Черный замок Ольшанский - Короткевич Владимир Семенович. Страница 64

Тут меня удивил неожиданной активностью пан Витовт Лыгановский.

— Это пруд? Хорошо. А где рыба лучше клюет? Там? Очень хорошо. А это значит и есть костел и башня с «дзыгаром»? Чудесно. Гляди ты, а на этих часах циферблат двойной. Внутренний, где часы — неподвижен, а внешнее кольцо, лунное, движется. И, гляди-ка, показывает фазы или смену — неподвижная стрелка. Ой-ей! Какой старый механизм! Знаете, ведь самые старые кремлевские часы — на Спасской башне — тоже были с подвижным циферблатом… А вон там ваша плебания? Шикарно… А там замок? А вот по той галерее ваши тени ходят?

И глаза бегают от замка к костелу, от башен к городищу.

Когда он заскочил в костел поглядеть, как там, и потащил за собой Хилинского, Сташка вдруг сказала:

— Какой живой — просто ртуть! И что-то мне кажется, что я уже с ним знакома. Где-то мы встречались… Нет-нет, в его клинике я не лежала. И из знакомых никто не лежал… Ну, просто вроде когда-то по телевизору видела или во второстепенной роли в каком-то более чем второстепенном фильме.

— Вот и у меня такое чувство.

Мы отошли и сели на бревнах, а тут шли мимо и подсели к нам Ольшанский, Шаблыка и Змогитель, а потом Высоцкий с каким-то неизвестным. Затем подкатил, отдуваясь, вспотевший Гончаренок.

Лыгановский выбежал из костела что-то очень быстро и встрял в компанию просто и легко. А Хилинский вышел только минут через десять и, как нарочно, медленно поплелся к нам. Поэтому автохтонам пришлось знакомиться с вновь прибывшими дважды.

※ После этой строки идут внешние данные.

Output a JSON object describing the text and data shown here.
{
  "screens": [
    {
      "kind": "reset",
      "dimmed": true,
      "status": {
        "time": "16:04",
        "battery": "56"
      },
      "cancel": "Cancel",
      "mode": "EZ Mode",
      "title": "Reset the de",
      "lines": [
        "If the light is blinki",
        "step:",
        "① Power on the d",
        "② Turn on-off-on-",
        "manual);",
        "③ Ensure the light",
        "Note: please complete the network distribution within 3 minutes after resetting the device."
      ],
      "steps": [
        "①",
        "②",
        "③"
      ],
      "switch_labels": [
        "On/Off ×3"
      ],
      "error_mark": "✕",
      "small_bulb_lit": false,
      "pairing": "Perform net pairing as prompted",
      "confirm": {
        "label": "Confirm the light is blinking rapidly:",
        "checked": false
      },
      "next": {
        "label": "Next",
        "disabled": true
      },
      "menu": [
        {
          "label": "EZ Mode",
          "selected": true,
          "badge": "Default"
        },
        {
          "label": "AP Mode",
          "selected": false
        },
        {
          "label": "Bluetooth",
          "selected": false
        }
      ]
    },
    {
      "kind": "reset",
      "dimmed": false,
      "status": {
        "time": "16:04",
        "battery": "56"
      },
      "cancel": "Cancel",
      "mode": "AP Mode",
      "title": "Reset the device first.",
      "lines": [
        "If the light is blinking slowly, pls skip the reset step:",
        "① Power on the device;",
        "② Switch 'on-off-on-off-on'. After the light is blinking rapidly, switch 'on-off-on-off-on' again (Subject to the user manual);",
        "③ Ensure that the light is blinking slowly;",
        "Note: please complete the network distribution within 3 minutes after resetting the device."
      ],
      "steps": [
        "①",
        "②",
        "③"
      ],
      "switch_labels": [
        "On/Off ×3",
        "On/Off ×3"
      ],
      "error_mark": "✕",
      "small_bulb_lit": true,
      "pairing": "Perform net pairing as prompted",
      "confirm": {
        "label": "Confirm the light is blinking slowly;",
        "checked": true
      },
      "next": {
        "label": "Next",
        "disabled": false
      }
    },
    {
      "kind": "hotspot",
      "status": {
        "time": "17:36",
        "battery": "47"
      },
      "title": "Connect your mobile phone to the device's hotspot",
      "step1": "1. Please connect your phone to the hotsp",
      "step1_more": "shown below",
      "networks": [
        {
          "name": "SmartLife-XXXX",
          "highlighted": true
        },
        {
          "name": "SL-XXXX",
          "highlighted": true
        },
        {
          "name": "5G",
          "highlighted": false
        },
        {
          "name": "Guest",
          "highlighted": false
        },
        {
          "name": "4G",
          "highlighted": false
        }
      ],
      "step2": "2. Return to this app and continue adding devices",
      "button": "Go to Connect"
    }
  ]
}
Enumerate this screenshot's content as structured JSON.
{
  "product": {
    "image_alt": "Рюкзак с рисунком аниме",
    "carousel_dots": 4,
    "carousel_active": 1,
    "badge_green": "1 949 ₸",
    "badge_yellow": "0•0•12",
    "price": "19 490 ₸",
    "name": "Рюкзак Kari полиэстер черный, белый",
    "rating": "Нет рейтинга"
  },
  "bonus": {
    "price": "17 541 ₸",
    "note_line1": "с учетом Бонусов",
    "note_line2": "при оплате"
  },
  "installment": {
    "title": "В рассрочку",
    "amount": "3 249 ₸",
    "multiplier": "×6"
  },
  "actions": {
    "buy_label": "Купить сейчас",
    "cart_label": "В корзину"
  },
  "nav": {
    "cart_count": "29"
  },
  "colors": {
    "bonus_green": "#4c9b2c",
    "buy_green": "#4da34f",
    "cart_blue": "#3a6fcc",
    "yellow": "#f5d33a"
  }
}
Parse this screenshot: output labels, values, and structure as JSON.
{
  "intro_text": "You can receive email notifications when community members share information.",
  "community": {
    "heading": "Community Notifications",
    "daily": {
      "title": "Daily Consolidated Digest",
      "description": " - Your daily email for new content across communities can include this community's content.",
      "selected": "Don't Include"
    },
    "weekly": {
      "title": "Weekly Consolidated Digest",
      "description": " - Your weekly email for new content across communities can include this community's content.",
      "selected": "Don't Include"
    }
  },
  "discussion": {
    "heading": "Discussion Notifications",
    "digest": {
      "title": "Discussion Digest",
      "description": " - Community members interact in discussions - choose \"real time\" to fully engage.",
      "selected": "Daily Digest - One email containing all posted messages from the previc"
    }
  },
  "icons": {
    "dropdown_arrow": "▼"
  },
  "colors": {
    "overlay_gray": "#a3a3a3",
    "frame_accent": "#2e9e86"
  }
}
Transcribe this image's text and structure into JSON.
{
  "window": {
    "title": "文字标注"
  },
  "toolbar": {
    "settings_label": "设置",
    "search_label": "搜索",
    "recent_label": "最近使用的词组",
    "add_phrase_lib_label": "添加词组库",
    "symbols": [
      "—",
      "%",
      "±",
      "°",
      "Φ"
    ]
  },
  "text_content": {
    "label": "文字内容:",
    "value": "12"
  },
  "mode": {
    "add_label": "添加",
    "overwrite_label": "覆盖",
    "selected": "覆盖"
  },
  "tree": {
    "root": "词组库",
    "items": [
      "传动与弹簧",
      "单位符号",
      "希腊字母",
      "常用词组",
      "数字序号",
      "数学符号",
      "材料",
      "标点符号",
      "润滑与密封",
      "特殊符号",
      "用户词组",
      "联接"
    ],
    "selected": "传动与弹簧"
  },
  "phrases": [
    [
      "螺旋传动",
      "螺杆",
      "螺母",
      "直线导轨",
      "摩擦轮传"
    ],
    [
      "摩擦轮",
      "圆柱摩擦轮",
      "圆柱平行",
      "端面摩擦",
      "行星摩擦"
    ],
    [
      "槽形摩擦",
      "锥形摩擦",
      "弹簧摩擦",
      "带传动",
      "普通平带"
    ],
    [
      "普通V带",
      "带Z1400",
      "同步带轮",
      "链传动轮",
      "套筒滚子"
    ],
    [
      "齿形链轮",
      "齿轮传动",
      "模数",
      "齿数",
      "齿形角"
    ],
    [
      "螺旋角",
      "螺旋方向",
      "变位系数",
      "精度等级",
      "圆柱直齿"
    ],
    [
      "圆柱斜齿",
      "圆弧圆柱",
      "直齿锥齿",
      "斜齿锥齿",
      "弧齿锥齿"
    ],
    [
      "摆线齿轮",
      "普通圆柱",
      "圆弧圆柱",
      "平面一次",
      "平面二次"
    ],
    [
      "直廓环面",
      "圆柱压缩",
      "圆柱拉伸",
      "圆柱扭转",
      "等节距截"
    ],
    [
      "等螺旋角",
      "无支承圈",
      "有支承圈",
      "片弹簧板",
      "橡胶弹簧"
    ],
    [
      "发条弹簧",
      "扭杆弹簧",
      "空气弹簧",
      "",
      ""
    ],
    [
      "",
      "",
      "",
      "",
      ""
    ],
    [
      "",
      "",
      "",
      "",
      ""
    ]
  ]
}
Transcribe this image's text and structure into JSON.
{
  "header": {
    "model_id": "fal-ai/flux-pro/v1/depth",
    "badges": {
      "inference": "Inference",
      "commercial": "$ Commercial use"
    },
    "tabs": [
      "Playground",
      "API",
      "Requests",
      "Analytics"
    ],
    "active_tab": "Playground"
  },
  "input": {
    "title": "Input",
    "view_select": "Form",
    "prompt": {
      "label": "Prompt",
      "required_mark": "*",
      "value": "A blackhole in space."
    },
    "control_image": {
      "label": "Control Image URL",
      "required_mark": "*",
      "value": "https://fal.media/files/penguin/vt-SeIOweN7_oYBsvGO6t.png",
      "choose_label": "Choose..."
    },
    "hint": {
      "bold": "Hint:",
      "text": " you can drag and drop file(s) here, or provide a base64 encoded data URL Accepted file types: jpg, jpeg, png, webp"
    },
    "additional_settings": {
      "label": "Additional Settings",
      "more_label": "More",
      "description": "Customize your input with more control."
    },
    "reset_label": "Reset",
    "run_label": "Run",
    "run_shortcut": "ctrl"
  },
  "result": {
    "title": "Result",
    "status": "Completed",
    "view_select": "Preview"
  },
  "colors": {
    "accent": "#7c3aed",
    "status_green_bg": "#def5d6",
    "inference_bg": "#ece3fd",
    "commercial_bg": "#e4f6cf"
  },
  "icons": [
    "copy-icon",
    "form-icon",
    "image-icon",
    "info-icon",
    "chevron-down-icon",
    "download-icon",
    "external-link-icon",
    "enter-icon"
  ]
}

Незнакомый, как выяснилось, был тот самый кустарный часовой мастер и органист, который во время службы врезал «Левониху». Фамилия его была Сгонник.

— Как же это вам удалось отремонтировать?

— А черт его знает, — смущенно опустил он глаза. — Нюх у меня с детства на разную механику. Да и испорчены они были не очень. Ну и, честно говоря, не на все там хватило моего нюха. Потому что часы должны были показывать еще пасху, католическую и греко-униатскую. А вон в той нише, что под циферблатом, праздники татарские и еврейские. Зачем им было это знать — дьявол их разберет. Но, должно быть, какие-то костельные вычисления. Ну так вот, здесь я оплошал, не сумел.

— Да вам-то это зачем?

— А так. Ради законченности. Хотя и без надобности, но приятно было бы знать, когда по-татарски байрам, а по-еврейски пост разрушения храма. Чтобы уж спокойным быть. Все сделал и сделал, как надо. И мы не глупее, чем вы были.

Я был приятно удивлен. Хорошо рассуждал человек.

А потом он и гости разговорились и условились на завтра идти вместе ловить рыбу и ради оной цели подняться в половине третьего, за час до восхода солнца.

— Вот черт, неудобно, — сказал Адам, — может, вы со Станиславой имеете какие-то виды на нас.

Я, честно говоря, обрадовался, что они не будут свидетелями последнего дня наших бесплодных потуг, нашего бесславного поражения. И потому соврал и за Сташку и за себя:

— Да нет. У нас на завтра свои, иные планы. Тут надо к одному дядьке сходить. У него сохранились газеты и журналы времен оккупации, так поглядеть охота.

— Очень интересно, — сказал Высоцкий.

— А потом… нужно один старый курганный могильник осмотреть. Не очень далеко отсюда.

— Тем лучше, — утешились три мушкетера от рыбной ловли.

И в это время нашу только что нарожденную идиллию нарушил человек, который все это время только и делал, что путался у меня под ногами.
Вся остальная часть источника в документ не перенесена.